Avant de vendre la maison et le morceau de terre dont elle était environnée, il y eut une horrible dispute entre la femme et le mari, celui-ci prétendait qu'elle savait où était son fils... Le gendarme fut obligé de mettre le holà, au moment où le paysan s'emporta, car il avait pris son sabot pour le jeter à la tête de sa femme.

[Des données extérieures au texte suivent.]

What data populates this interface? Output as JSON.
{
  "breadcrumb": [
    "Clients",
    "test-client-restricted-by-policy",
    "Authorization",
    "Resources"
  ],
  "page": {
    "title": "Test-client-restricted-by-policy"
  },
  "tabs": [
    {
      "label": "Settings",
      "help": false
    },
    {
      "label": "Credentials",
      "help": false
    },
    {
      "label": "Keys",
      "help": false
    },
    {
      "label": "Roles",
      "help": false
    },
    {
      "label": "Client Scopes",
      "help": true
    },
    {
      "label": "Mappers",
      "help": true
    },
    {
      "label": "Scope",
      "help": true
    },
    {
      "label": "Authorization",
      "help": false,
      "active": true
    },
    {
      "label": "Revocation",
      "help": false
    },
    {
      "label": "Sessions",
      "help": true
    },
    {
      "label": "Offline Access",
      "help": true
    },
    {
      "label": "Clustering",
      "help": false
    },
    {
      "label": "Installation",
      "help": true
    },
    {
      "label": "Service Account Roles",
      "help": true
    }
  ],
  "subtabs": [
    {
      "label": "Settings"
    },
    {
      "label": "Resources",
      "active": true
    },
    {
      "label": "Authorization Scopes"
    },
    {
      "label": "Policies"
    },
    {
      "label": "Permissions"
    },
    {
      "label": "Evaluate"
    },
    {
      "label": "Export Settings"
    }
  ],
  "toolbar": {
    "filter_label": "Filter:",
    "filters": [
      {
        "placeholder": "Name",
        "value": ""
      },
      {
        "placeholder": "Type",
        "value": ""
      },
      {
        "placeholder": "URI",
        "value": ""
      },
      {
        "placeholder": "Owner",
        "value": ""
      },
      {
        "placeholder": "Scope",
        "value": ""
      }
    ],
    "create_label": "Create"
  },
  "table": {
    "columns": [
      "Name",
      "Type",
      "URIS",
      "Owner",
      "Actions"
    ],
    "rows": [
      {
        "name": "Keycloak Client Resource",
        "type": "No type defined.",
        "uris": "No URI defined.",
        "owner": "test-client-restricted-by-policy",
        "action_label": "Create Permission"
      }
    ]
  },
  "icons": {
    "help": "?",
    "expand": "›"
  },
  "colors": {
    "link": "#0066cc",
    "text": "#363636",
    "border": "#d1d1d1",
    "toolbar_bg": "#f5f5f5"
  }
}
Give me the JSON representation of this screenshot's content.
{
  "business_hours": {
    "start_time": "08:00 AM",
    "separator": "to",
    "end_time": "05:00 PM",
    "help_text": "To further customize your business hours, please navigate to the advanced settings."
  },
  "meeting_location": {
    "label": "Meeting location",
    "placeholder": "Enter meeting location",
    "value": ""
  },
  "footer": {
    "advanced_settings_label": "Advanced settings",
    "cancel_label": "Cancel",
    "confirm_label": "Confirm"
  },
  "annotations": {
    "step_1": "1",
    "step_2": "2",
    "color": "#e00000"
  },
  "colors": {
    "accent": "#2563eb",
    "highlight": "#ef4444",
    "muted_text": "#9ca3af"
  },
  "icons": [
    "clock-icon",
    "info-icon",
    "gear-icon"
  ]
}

Depuis cette soirée, le garnisaire ayant pitié de ces deux malheureux menait son cheval paître le long des chemins et dans les prés communaux. Quelques voisins se cotisèrent pour lui fournir de l'avoine et de la paille; la plupart du temps le gendarme achetait de la viande, et l'on s'entendait pour soutenir ce pauvre ménage. Le paysan avait parlé de se pendre.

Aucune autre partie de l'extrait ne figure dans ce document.